At any point, we are able to build either the /main react application or the /blog nextjs application. We would love to build and have a site that has both working together.
For example, right now: only www.example.com (/main react app) works or www.example.com/blog (/blog nextjs app) works. We would love to have both working together.
We have already tried many different command prompts and have also tried redirects. proxies 200 rewrite and 301 redirect don’t work because of the css and styling issues that we face when using proxies.
Is there a way to simply write a build command or structure the toml file in a way to make both the npm builds work together?
@nishant As you’re dealing with two different site frameworks and they may not play nice together having one built at /
and the other built at /blog
, the easiest way to solve may be to configure them as two separate sites in Netlify, and then use a proxy rule on the primary one to redirect from /blog
(and all sub-urls) through to the secondary site.
As shown here:
Thanks @nathanmartin for your response. This is exactly what we did first. The rewrite 200 unfortunately didnt work well as our next.js site lost all of its css and styling.
We just created a hash script to run multiple builds and now we are having permission issues such as:
- build.command from netlify.toml
3:23:38 AM: ────────────────────────────────────────────────────────────────
3:23:38 AM:
3:23:38 AM: $ sh ./build-both.sh
3:23:39 AM: > graphcms-blog@0.1.0 build
3:23:39 AM: > next build
3:23:39 AM: sh: 1: next: not found
3:23:39 AM:
3:23:39 AM: “build.command” failed
3:23:39 AM: ────────────────────────────────────────────────────────────────
3:23:39 AM:
3:23:39 AM: Error message
3:23:39 AM: Command failed with exit code 127: sh ./build-both.sh (Search results for '"non-zero exit code: 127"' - Netlify Support Forums)
3:23:39 AM:
3:23:39 AM: Error location
3:23:39 AM: In build.command from netlify.toml:
3:23:39 AM: sh ./build-both.sh
Our .sh file
cd ./blog && npm run build
cd ./main && npm run build`
Our netlify.toml file in the root folder is:
[build]
command = "sh ./build-both.sh"
publish = ".next"
That shouldn’t be the case, and I’d imagine that the issue was simply the paths with the next.js site.
Hi @nathanmartin
Yes, I agree it should not have been the case but we checked all the paths and none of them were absolute. The images and the html were seen but the css, the button clicks and the styling were completely off. Do you have any folder in specific that could be possibly causing this issue? This is our file structure.
Not sure what else we could do to make this work
I don’t work with the systems you’re working with, so have no tips off the top of my head, and I can’t really assist with the complexities/intricacies of your project.

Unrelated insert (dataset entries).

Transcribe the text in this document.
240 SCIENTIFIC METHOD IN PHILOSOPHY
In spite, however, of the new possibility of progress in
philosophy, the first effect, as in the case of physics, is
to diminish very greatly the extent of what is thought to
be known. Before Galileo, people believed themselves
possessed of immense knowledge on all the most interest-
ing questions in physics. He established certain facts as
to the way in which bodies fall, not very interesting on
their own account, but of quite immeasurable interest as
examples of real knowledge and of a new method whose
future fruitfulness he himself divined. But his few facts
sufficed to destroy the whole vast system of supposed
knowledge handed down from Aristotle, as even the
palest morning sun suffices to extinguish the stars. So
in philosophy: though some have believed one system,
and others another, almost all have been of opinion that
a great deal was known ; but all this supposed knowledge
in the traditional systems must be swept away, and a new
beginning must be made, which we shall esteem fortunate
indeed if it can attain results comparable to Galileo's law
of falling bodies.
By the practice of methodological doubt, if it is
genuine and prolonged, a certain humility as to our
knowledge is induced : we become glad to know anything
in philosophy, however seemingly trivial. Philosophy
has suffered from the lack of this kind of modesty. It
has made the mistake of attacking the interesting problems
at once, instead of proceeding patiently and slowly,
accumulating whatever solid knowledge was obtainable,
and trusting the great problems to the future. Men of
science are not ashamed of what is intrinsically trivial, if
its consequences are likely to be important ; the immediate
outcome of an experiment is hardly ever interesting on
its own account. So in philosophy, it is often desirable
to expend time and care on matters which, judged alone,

It’s easier when you’re working with systems outputting static content, but with the frameworks that frequently output generative serverless functions to handle SSR etc. it’s impossible for me to guess how they would interact with each other in the same deployment, or how they might fall over.
It’s also why keeping them entirely separate strikes me as the simplest way of getting it working.